○MURC−LI(日本長期金利)の累積DIは、90年代に入ってから先行性が低下し、足元では金利に遅行している。また、これまで長期金利として、東証上場国債利回り(平均)を基準として用いてきたが、近年では市場の代表的な長期金利である10年国債利回りとのかい離が広がってきている。これらを考慮し、今回、MURC−LI(日本長期金利)につき見直し作業を行った。
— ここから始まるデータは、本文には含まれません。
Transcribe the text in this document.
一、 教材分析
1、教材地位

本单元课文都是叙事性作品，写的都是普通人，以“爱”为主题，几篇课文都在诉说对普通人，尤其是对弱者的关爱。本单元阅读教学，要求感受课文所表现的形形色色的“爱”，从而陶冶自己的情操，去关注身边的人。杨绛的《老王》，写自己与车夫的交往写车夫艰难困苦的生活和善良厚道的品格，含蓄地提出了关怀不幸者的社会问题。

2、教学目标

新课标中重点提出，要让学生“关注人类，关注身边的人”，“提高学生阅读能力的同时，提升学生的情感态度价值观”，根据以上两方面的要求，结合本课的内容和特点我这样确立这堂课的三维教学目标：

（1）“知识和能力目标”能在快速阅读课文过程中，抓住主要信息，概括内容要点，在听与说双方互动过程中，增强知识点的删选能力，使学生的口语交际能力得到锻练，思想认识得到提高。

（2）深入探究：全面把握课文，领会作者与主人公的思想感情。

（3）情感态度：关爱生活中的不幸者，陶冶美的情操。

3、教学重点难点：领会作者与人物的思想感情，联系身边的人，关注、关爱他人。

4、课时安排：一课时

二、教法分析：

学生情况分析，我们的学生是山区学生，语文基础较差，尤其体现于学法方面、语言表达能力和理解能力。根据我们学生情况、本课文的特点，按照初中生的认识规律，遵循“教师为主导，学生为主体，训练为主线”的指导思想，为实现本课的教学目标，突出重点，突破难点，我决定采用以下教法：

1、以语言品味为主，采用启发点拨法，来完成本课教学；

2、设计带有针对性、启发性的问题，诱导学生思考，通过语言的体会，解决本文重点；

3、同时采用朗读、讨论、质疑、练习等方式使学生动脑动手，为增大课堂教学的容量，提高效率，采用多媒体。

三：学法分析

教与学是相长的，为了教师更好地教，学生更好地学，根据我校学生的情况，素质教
○見直しの方法は、(1)対象となる日本長期金利について、これまでの東証上場国債利回りに、86年2月以降は10年国債利回り(86年2月〜99年3月:国債指標銘柄利回り、99年4月以降:新発10年国債利回り)を接続したものに変更して、70年以降における山・谷(転換点)について基準日付を設定する。(2)これまでMURC−LI(日本長期金利)に採用されてきた個別指標と日本長期金利との連動性について、直近時点までのグラフやタイミング表を使用し、改めてチェックを行う。(3)日本長期金利に影響すると思われるその他の指標をピックアップし、個別指標選定の基準(先行性、ラグの安定性、統計期間の充足性、経済的重要性、データの速報性)を概ね満たすものを選別する。(4)最後に、現在採用の指標と新たに検討した指標の中で、優れたパフォーマンスを示した指標を組み合わせた累積DIを作成し、総合的なパフォーマンスを確認する、という手順で行った。
○新しいMURC−LI(日本長期金利)は、13個の個別指標(物価部門3、企業・家計部門5、海外部門3、金融部門2)から構成されており、パフォーマンスは改善した。70年からの日本長期金利の山・谷に対する先行確率は80%超で、転換点に対する平均ラグは8.7ヶ月である。なお、90年代以降のラグは山・谷に対して6.1ヶ月とやや期間が短くなっている。
○新MURC−LI(日本長期金利)の90年代以降の平均タイムラグ(6ヶ月)から機械的に判断すると、今後の日本長期金利は2月頃まで低下し、それ以降は上昇に転じることが予想される。
○課題であった90年代以降のパフォーマンスが改善したこともあり、今後暫く本改訂版を採用してみることにした。しかし、これもなお暫定的な性格のものであり、今後ともパフォーマンスをみながら、引き続き改良・改訂を重ねていく方針である。